The boy loved seeing the tent from outside, lit up by firelight, glowing brightest where it was wearing thin.

The sky was a tightly woven blanket of stars pulled between mountains. The air felt light and clear when the boy put his head out of the flap of the tent. He sat there, body warm inside and face cool outside, smelling the waxy plants. The fabric of the tent was rough against his neck.

At first, the boy had slept on Arno’s bed and Arno had gone on the floor; then when the boy was healthy he’d slept on the floor; it had been a time when he wondered if he should go his own way. It was a good moment when they’d come to a little town tucked in the mountains and Arno had asked a shepherd if they could have some raw wool, then sat with the boy and sewed it roughly into a mat like his own. That was how he knew he could stay. Now the boy carried it strapped to his back along the hills. He loved the way it smelled. Like oil and woodsmoke. He laid a blanket over the top, and sighed comfortably. The fire made quiet sounds, and the wind pulled and tugged outside.

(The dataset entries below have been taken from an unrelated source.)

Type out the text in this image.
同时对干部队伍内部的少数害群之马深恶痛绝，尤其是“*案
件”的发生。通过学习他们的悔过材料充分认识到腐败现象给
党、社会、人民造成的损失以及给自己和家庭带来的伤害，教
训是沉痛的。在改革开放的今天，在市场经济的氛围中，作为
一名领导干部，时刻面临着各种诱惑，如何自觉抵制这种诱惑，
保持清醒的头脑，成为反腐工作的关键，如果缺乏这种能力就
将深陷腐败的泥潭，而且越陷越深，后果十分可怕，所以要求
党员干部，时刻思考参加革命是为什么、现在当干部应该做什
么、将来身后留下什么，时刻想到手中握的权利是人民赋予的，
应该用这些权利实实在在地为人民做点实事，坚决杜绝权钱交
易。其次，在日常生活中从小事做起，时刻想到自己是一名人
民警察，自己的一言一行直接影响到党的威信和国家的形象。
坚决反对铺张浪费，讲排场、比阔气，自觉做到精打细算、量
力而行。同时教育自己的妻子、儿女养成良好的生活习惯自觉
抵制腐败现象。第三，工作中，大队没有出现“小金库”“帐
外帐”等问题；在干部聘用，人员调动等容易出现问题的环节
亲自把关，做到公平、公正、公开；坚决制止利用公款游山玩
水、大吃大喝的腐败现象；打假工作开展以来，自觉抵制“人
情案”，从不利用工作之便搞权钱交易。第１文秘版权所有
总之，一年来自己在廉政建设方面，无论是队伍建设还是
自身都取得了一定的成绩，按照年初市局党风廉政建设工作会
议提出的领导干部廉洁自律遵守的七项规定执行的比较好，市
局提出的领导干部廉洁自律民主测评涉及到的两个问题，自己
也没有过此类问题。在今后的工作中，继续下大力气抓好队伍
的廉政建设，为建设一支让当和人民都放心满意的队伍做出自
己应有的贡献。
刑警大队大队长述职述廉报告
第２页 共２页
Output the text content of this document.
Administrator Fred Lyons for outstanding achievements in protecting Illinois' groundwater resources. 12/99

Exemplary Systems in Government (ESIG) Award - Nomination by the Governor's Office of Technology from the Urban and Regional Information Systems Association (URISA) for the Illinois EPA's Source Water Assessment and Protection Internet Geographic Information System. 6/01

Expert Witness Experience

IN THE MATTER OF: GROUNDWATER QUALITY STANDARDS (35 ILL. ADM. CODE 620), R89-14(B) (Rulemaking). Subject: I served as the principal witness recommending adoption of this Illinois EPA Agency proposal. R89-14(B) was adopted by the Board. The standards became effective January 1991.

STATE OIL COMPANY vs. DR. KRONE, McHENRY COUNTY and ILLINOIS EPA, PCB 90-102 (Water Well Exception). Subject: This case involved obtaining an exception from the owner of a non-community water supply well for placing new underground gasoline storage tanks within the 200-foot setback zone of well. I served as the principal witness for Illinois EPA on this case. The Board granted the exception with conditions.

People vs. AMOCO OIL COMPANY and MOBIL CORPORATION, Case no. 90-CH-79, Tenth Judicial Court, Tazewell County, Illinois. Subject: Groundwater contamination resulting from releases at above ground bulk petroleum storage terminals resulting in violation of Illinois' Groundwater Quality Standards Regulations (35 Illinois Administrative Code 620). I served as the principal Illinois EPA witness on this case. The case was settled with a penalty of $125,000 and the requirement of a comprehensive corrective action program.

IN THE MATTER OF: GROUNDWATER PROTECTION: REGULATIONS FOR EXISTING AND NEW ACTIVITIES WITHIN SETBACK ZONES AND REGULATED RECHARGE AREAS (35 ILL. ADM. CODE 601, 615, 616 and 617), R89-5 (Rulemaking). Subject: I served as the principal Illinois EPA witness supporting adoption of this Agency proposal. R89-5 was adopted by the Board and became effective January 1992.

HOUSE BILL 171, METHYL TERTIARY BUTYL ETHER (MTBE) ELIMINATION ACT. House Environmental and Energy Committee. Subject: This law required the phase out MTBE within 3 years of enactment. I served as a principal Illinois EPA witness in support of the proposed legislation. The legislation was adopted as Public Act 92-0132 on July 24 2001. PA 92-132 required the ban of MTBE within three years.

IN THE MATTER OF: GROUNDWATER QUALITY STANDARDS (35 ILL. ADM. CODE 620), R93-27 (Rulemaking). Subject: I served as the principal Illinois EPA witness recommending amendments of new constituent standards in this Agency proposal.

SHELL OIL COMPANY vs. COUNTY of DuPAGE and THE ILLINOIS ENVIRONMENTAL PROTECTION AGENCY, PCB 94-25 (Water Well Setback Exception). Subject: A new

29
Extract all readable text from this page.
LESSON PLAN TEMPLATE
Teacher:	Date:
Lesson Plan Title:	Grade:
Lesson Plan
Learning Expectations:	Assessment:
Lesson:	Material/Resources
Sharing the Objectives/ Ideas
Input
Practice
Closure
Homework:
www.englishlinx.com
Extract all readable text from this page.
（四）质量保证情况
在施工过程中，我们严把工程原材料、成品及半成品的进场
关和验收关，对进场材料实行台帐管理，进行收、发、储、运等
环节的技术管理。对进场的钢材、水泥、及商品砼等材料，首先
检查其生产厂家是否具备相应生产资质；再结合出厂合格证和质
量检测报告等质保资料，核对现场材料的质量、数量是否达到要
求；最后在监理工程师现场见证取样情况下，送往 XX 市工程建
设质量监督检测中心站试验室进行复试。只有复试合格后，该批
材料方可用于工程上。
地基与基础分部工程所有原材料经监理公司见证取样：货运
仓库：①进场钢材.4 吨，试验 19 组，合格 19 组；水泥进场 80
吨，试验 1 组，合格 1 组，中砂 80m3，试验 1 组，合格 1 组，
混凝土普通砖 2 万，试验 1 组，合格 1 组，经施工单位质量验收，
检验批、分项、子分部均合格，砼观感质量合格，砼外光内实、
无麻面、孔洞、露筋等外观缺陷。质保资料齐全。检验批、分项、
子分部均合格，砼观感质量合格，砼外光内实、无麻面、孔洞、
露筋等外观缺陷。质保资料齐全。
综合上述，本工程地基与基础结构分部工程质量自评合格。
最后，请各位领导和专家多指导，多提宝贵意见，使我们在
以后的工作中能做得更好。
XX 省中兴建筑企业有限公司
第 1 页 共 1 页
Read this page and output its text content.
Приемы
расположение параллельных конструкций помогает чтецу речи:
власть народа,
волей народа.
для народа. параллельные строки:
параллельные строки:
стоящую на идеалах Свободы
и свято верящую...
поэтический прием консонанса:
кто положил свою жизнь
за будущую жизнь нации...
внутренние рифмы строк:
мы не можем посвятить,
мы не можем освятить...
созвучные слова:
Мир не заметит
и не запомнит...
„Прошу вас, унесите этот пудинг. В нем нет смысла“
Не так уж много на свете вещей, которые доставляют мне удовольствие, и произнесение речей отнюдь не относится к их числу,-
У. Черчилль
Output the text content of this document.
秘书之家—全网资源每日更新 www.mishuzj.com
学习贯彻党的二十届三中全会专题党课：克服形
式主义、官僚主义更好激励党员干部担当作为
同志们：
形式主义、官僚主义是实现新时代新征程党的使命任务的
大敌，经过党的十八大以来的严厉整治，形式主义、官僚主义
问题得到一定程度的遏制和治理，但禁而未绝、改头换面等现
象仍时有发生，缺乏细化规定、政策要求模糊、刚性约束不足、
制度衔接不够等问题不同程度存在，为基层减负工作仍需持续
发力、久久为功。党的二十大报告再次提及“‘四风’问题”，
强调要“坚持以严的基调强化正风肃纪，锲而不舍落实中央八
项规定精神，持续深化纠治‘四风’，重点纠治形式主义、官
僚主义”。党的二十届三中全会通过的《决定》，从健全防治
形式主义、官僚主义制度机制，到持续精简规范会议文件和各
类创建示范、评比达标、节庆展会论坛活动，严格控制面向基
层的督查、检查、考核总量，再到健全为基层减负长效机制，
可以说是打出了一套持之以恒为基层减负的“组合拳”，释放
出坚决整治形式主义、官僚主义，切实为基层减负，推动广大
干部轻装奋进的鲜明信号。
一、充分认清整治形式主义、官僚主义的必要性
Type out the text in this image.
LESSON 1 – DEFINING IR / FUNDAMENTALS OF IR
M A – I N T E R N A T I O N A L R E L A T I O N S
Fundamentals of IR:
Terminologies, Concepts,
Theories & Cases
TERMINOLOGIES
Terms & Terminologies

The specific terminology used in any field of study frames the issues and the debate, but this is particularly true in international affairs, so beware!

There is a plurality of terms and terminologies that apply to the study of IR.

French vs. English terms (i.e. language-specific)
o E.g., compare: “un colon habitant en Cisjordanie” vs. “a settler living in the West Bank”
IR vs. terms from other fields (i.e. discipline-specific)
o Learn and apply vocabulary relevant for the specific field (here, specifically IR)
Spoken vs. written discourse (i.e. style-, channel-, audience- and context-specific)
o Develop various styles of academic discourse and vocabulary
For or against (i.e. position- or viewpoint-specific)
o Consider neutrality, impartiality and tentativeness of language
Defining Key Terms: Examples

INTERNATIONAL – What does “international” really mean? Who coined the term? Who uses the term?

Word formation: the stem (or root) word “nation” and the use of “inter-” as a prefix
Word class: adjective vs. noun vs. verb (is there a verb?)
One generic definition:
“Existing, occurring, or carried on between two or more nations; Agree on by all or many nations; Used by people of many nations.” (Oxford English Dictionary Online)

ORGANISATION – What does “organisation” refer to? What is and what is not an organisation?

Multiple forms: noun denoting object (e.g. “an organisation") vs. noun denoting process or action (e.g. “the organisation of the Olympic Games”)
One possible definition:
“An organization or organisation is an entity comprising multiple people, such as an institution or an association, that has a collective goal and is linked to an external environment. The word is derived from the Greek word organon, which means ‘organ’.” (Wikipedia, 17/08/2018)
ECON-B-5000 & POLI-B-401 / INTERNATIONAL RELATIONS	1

But Arno had to move. He always had to move. He would go back to the same place if he had to, but mostly he liked to stay a couple of weeks at most and move on. He didn’t say why. Now they were going to Africa. Arno had found a man in the harbor who said he would take them across if they helped him sell fish on the other side. An old man and a scrawny boy don’t make heavy cargo, the boatman had said. Often people helped them out. Arno had the kind of way about him that inclined people to kindness. He’d ask quietly and smile his creased smile.

So everything would change tomorrow, the boy thought, suddenly aware of the shape of his body in bed, the tingles that made up his legs and feet when he couldn’t see them. But everything changed all the time and still it stayed the same, so it didn’t make much difference.